Four Stars "An excellent first novel. The style is fast and focused on the plot but with a superbe eye to just the right and just enough characterization to keep you enagaged with the people who inhabit these future warships. And there was just enough technical detail to give the sense the ships and their crew are real and this is a future just a few years from now. I literally lost a night to this book - I simply could not put it down once I started."
Four Stars "If you like writing that shows a knowledge of military,especially naval, thinking then this is the book for you. I like that it made me think that navigation in space might be a lot like navigating a submarine. Interesting thoughts on what it is to be command. Sometimes the multicultural nature of the imagined groups gets in the way of the flow; there are many exclamations made in languages from around the world which sometimes become too much. I can really hear the voice of his characters with a Scottish background. There are some twists which keep you wondering who is the enemy. If you don't like technical references then it is probably not a book you would enjoy. Definitely leaves you with questions at the end, but does wrap up the immediate questions presented in the book."

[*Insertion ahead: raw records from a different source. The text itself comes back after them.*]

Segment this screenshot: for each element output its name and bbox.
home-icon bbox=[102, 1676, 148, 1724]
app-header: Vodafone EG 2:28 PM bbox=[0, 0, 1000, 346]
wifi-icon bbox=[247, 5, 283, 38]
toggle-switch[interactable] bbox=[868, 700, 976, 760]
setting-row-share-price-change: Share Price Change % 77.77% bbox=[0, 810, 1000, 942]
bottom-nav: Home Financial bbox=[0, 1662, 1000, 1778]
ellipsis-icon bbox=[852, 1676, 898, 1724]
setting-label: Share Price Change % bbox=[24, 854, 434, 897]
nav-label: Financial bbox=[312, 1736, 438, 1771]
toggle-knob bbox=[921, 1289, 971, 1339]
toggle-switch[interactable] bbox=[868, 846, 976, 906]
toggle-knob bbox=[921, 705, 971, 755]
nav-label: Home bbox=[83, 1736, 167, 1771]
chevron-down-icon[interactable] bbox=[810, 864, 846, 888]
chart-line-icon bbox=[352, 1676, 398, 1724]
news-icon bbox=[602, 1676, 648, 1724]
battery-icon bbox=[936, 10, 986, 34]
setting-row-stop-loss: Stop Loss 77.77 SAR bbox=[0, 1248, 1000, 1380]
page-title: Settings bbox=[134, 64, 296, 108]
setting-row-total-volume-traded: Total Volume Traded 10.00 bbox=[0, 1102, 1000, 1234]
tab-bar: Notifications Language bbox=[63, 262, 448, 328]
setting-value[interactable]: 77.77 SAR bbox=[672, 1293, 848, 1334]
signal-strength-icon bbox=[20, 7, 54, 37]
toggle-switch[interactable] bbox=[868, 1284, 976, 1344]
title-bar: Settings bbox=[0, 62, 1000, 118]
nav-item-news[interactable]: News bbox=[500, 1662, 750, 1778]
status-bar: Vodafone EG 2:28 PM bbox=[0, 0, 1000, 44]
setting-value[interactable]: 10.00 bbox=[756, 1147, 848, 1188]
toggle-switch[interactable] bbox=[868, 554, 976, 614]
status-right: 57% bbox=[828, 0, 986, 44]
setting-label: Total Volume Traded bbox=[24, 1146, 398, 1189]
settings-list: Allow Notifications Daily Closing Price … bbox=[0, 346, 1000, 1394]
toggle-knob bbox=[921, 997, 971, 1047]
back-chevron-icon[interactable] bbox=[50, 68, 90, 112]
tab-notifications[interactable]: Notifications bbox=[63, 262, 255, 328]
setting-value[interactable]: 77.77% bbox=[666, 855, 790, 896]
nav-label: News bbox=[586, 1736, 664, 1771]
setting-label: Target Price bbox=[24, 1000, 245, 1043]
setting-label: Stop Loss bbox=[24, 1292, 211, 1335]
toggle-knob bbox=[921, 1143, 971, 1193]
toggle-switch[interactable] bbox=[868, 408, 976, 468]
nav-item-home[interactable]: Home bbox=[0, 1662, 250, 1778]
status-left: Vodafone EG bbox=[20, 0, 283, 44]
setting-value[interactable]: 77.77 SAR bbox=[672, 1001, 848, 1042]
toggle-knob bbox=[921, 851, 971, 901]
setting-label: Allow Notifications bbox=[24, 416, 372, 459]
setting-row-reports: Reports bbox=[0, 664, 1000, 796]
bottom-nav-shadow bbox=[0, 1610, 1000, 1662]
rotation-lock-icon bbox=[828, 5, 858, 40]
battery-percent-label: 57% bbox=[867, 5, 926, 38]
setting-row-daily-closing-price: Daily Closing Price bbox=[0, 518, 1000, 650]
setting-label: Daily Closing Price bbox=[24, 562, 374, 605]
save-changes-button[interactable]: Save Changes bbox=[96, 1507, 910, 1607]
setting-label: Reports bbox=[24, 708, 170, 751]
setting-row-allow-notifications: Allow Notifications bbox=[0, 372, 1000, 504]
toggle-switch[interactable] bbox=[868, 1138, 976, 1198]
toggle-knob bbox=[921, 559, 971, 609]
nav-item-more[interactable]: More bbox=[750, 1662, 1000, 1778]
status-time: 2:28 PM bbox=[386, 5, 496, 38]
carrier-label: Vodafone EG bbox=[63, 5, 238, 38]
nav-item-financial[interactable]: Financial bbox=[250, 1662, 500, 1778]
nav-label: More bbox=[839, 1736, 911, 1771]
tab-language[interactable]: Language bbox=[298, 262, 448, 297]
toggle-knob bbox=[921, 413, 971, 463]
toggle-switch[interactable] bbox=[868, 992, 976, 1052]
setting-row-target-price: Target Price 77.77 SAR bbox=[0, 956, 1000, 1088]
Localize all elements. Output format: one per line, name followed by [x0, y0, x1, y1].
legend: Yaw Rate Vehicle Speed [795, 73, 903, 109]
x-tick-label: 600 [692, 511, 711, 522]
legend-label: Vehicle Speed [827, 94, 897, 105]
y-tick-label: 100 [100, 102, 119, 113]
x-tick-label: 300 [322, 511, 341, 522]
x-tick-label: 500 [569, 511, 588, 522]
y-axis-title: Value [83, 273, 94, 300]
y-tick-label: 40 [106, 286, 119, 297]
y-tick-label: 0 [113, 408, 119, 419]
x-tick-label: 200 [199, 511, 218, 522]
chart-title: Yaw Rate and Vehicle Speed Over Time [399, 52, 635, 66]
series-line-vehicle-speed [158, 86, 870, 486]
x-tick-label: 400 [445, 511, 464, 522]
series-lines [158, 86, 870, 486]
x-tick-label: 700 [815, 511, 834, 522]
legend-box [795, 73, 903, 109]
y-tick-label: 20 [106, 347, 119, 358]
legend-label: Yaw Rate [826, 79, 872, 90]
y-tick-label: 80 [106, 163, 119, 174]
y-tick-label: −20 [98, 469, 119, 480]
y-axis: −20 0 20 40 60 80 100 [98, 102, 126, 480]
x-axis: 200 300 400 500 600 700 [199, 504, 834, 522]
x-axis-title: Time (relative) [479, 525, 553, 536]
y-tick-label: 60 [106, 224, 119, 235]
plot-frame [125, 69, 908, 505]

The fears of generations are realized in a brilliant flash in the shadowy wastes beyond Jupiter. From a mysterious array appear two alien ships, their vicious intention all too clear as they fall upon a pair of Terran ships battling over ownership of the enigmatic discovery.
They come from Gliese 581g where, in 2008, a message of peace was sent. They are an avenging force, unleashed to deliver a terrible retribution upon a trusted industrial magnate and secret liaison who is now determined to steal their technology. The aliens are powerful, technologically advanced by many decades, and determined to end the human threat.
Captain Ian Walker, recently retired from NASA and at the end of a career that saw him removed from his last command in disgrace, is called back because of his rare combat experience and is given command of the elderly monitor, NASS Centaurus. Captain Corina Sacramento, her crew exhausted and her ship worn out after completing a seven month asteroid survey for the South American Space Agency is waylaid from her return mission to Earth and redeployed to the Jovian moon of Himalia. Commodore Sorscha Cameron, former commander of the European cruiser, Indomptable, is given a field promotion and the impossible task of holding the Jovian System.
Their mission is simple – they are to join the United Nations task group assigned to protect the Terran interests in the Jovian System and shield the excavation of an alien spaceship buried in the ice of Europa. As the Gliesiuns amass a powerful force, and the spacefaring nations of Earth, Luna, and Mars argue over control of defences, all three must fight feelings of self-doubt and fear to rally their task group to defend the future of mankind in the outer solar system.
Five Stars "I'm a big fan of military sci-fi and 'Jupiter Rising' is filled with the strategy and detail that keeps the story flowing. The author develops the characters in a way that adds depth to the story on several levels. When writing sci fi the author is unbounded in their imagination and creativity so remaining grounded in some semblance of the limits of physics and science in general helps provide integrity to the story. Read 'Europa Rising' first to get the "lay of the land" and Jupiter Rising will be all the more enjoyable."
Four Stars "Sean MacÚisdin uses his experience from the Royal Canadian Navy to good effect as he spins a tail of humanities first battles with aliens in space. The story is fast paced form the start. When there is no action, then there is suspense as human and Gliesiun warships play cat and mouse before pouncing."